Friends of Omar believe that his killing should be probed by the human rights organizations. They have earlier gone to police station to lodge a complaint which police didn’t accept. “How can police register complaint against themselves but we won’t let the killers of Omar roam free,” one of the friends shouted near his house.
The funeral prayers were to be held at a local shrine Jenab Sahib Soura. From home his body was now taken to the shrine. His body was kept in the courtyard of shrine and rows of people start covering the green grass of the courtyard. I went up to a minaret of the shrine to get the best picture of the gathering. I could see hundreds of people in rows.
Now in a green plywood casket on dry grass under him, a green cloth with some verses of Holy Quran written over the casket, Omar’s body was taken to graveyard. Passing through lanes and by-lanes procession was about to reach main road when a tear gas shell burst near my legs. It didn’t come as a surprise to me. It has been going here since football grounds of Kashmir have been changing into graveyards.

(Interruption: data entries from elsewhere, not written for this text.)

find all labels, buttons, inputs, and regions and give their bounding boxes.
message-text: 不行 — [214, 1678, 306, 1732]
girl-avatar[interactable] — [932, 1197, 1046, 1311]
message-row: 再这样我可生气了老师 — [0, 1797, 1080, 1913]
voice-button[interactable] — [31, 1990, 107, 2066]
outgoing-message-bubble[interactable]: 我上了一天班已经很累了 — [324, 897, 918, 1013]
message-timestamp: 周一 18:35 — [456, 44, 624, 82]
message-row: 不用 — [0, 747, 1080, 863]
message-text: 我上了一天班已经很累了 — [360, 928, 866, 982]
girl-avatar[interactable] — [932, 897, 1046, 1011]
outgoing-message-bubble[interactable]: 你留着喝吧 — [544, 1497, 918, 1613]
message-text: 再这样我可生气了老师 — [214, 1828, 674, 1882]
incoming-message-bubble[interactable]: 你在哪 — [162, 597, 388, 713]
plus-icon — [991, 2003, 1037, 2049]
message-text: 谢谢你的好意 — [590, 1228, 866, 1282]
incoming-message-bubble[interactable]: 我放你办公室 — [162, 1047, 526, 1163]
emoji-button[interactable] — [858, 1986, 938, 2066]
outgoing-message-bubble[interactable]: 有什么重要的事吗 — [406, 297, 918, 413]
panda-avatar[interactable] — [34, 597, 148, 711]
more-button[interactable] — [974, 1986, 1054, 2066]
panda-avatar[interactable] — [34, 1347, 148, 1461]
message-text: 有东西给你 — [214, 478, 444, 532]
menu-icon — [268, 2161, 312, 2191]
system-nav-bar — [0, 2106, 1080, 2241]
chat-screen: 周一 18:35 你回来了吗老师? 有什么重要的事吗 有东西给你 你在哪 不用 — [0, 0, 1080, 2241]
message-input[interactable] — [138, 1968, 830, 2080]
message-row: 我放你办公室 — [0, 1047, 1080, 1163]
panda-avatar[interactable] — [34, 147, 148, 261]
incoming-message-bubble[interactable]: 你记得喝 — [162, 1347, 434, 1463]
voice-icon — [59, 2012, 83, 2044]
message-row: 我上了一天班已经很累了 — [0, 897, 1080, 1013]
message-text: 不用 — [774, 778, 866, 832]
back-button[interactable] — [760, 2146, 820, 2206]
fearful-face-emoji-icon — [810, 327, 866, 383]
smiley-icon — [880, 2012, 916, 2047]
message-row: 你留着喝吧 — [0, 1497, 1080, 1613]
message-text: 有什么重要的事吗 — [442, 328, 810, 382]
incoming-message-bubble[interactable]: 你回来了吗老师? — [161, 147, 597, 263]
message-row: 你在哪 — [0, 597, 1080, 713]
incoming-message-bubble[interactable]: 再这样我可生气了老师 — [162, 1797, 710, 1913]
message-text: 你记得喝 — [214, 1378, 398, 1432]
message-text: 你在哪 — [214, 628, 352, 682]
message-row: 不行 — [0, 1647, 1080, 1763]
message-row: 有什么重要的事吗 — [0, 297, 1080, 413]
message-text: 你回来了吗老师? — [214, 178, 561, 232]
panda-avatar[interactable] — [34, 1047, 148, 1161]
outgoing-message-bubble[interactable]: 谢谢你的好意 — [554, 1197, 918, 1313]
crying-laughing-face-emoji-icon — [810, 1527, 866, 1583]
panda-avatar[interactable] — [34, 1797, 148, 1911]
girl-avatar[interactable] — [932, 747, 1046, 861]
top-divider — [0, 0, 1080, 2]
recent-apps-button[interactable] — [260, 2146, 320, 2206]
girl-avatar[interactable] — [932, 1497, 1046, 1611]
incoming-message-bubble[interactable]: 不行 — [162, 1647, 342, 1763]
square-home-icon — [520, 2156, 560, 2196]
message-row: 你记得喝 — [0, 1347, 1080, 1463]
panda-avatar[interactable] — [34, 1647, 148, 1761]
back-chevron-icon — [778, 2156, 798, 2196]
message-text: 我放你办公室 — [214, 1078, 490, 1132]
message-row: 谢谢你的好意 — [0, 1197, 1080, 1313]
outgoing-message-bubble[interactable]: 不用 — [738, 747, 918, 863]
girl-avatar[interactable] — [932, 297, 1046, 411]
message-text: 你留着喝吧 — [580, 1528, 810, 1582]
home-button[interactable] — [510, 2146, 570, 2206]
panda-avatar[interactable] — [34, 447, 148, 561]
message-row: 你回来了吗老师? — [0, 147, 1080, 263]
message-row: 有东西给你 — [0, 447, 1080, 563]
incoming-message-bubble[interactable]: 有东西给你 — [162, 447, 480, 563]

People were pleading before the CRPF men and waving towards them to let the procession pass peacefully. Though, only then they allowed. Omar was buried in the grave near a brick wall at the corner of the graveyard. Omar is waiting justice from Omar!
I returned home. After a month now, that day still haunts me. Wails still echo in my ears. I feel, is this why I chose this what I do? But then I remember there were and are many like Omar who lost to bullets, tear gas shells, torture or newly introduced pellets. And I moved on. Since then 110 people have been killed in Police and Paramilitary forces action.